My reasoning is the display. I use a calibrated monitor for photo editing. The laptop I have has plenty of power & memory, but like most laptop screens can't display the full range of color as well and confirmed with my Spyder. IF I had to use a laptop for my editing, in spite of hating their business model, I have never seen a laptop screen as good as Mac laptop screens and would be my only choice (and pay three times the price of an equivalent laptop) if the laptop was going to be my ONLY option.
 

J-see

Senior Member
IF I had to use a laptop for my editing, in spite of hating their business model, I have never seen a laptop screen as good as Mac laptop screens and would be my only choice (and pay three times the price of an equivalent laptop) if the laptop was going to be my ONLY option.

My Macbook has a sweet screen but about everything else is a traumatic experience. ;)
 

Daz

Senior Member
I do things a little different, I use a Surface Pro 1 that has better specs than my Laptop I used to use, If I need to use a bigger screen, I just plug it into my Television
 

Horoscope Fish

Senior Member
I hope you computer experts can help me out. I'm looking at the following computer . Do you think it will be fast enough for photo editing? Paul

HP Envy 700-216 Desktop PC - AMD A10-6700 3.70GHz, 12GB DDR3 Memory, 2TB HDD, DVDRW, Windows 8.1 64-bit (Refurbished) - RB-888182661154 at TigerDirect.com
Depends on what you mean by "photo editing" and how patient a person you are. Would I want to run Adobe Photoshop and process D810 RAW files on that machine? In a word, no. The CPU is fine for spreadsheets and emails but little more than that. And "integrated graphics" means a basic (typically underpowered) onboard chipset will be doing the graphics processing by stealing precious CPU cycles from your processor as well as system memory (RAM) to get s--t done. Pretty much everything you DON'T want going on right there.

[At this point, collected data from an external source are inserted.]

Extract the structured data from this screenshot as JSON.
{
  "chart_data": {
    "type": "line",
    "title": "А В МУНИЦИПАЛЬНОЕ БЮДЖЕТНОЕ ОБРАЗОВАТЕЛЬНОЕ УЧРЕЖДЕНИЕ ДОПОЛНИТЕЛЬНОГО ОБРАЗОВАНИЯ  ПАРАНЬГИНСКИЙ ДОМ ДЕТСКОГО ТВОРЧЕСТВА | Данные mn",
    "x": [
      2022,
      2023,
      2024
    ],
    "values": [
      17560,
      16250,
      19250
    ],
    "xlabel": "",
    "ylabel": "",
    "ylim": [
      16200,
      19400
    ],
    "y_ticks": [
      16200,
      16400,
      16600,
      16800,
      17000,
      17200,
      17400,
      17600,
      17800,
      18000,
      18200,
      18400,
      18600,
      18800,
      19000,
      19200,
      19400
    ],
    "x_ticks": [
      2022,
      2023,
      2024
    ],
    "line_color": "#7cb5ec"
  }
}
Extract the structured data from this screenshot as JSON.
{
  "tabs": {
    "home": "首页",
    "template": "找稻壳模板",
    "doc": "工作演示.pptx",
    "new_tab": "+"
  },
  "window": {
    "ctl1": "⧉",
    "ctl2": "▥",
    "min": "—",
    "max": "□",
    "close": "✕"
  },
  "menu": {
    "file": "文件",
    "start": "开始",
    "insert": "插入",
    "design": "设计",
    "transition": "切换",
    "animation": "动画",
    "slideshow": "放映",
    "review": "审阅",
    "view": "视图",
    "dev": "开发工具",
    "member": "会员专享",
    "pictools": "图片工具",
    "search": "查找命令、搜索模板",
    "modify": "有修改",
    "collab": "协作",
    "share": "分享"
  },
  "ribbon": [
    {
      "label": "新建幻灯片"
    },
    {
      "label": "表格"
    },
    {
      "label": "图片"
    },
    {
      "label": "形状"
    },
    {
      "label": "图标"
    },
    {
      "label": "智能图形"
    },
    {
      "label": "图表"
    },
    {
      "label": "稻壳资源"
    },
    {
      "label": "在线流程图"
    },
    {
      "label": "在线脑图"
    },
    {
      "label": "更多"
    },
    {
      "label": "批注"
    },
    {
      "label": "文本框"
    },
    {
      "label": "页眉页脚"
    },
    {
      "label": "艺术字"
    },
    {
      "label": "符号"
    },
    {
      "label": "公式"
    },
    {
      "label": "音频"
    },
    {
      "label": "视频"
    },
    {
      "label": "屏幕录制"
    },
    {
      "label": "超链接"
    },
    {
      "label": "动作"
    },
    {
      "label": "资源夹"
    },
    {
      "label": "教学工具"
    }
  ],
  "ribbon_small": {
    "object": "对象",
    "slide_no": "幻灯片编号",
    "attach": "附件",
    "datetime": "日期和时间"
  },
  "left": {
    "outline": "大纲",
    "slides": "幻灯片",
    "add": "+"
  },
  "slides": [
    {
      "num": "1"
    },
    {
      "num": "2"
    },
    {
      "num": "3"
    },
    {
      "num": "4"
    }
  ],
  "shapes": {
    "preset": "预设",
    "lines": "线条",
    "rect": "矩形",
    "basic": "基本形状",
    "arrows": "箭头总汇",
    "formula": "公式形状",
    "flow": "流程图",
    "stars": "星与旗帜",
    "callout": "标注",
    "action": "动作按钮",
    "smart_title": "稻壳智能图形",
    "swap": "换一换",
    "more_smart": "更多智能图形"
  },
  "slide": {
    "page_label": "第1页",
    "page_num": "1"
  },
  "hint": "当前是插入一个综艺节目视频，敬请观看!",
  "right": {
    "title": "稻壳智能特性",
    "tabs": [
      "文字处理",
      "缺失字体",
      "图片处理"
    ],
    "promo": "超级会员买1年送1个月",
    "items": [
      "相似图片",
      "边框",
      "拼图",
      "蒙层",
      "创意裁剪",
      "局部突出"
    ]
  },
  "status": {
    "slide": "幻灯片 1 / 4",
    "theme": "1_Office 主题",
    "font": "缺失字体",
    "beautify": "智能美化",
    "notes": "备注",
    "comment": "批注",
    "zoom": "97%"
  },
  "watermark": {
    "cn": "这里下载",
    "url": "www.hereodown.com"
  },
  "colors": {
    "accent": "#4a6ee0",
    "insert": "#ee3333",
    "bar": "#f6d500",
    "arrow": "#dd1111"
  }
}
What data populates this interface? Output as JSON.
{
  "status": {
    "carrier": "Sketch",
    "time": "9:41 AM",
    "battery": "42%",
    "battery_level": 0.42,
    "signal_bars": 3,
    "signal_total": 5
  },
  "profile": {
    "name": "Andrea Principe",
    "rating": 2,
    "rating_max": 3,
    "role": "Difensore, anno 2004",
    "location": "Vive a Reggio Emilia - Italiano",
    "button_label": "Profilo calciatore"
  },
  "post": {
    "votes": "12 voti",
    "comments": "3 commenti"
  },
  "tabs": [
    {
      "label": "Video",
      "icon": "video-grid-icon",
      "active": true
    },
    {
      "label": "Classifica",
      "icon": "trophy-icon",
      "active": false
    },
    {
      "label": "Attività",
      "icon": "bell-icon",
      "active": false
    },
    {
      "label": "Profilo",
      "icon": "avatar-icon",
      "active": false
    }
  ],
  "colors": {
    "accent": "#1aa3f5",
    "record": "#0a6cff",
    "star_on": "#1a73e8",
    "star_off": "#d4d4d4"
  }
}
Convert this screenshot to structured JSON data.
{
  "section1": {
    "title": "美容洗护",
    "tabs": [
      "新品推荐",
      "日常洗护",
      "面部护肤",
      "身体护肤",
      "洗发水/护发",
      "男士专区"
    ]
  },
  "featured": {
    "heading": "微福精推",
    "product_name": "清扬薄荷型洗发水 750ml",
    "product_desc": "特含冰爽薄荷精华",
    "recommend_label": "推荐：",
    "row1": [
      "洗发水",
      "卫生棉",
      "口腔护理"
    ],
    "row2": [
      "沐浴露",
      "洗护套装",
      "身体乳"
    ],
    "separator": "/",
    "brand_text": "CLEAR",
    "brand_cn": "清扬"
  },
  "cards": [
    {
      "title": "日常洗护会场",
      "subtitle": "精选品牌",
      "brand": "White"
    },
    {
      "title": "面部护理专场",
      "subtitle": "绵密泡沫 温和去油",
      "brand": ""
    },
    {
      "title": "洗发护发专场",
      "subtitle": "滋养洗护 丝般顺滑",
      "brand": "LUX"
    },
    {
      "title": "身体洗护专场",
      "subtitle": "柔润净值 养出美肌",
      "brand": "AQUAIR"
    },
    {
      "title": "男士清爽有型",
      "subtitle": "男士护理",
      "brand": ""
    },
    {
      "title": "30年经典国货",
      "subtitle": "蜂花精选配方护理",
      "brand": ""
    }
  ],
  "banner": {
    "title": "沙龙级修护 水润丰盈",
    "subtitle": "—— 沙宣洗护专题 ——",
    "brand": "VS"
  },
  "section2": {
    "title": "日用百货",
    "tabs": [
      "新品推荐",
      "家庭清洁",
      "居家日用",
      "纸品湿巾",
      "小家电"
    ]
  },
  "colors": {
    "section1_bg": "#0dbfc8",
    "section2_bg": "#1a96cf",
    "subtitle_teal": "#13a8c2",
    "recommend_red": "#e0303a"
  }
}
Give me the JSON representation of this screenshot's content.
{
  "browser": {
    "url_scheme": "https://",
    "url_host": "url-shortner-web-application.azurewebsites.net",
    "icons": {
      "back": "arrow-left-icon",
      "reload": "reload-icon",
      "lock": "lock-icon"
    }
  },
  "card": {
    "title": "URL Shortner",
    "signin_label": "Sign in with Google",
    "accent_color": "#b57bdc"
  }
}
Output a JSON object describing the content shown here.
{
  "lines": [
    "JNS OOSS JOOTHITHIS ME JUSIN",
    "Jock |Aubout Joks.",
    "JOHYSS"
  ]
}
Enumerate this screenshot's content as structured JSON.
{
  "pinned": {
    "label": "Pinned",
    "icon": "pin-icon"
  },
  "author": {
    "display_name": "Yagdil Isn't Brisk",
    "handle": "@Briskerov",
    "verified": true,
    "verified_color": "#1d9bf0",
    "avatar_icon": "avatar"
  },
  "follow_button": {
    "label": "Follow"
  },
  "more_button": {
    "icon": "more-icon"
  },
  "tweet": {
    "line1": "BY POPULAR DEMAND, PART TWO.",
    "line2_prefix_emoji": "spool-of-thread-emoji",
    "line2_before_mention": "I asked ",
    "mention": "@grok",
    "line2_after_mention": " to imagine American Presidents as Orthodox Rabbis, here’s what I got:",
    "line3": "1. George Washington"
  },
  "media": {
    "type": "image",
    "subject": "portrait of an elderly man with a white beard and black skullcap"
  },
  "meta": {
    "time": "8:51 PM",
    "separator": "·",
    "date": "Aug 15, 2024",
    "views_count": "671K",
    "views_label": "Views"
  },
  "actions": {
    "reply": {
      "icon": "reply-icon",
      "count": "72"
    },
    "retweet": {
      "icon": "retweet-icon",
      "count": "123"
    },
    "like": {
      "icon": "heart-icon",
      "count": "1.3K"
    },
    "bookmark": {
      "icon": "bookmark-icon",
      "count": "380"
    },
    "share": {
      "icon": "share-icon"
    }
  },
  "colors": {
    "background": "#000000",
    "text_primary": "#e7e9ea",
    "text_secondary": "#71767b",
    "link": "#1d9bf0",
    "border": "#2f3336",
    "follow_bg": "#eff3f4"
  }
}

I'd tell you to take a pass on this machine, personally.
.....
 

tea2085

Senior Member
J-see- wow, that CPU doesn't rate very well. I'll have to reconsider. I need a computer with at least 8 mg ram(upgradeable to at least 16) and I want a quad core-minimal. I can't spend over 500$. That chart you sent will be very helpful. If you see a computer that meets the requirements-please let me know. Refurbished is OK. Thanks, Paul
 

J-see

Senior Member
I'd directly go for 16Gb memory. These days I have 5-6Gig in use only when going through my shots in NX-D. Any post-processing will quickly eat what's left of the memory the system didn't claim.

When I check mine now, I have 5+Gig in use and I'm just browsing.
 

Bourbon Neat

Senior Member
Never checked that stuff before. Lightroom 5 open and sitting idle draws about 2GB. Web browsing with 3 open tabs draws under 2GB here. This system has 8Gb memory and does all I need, so far anyway.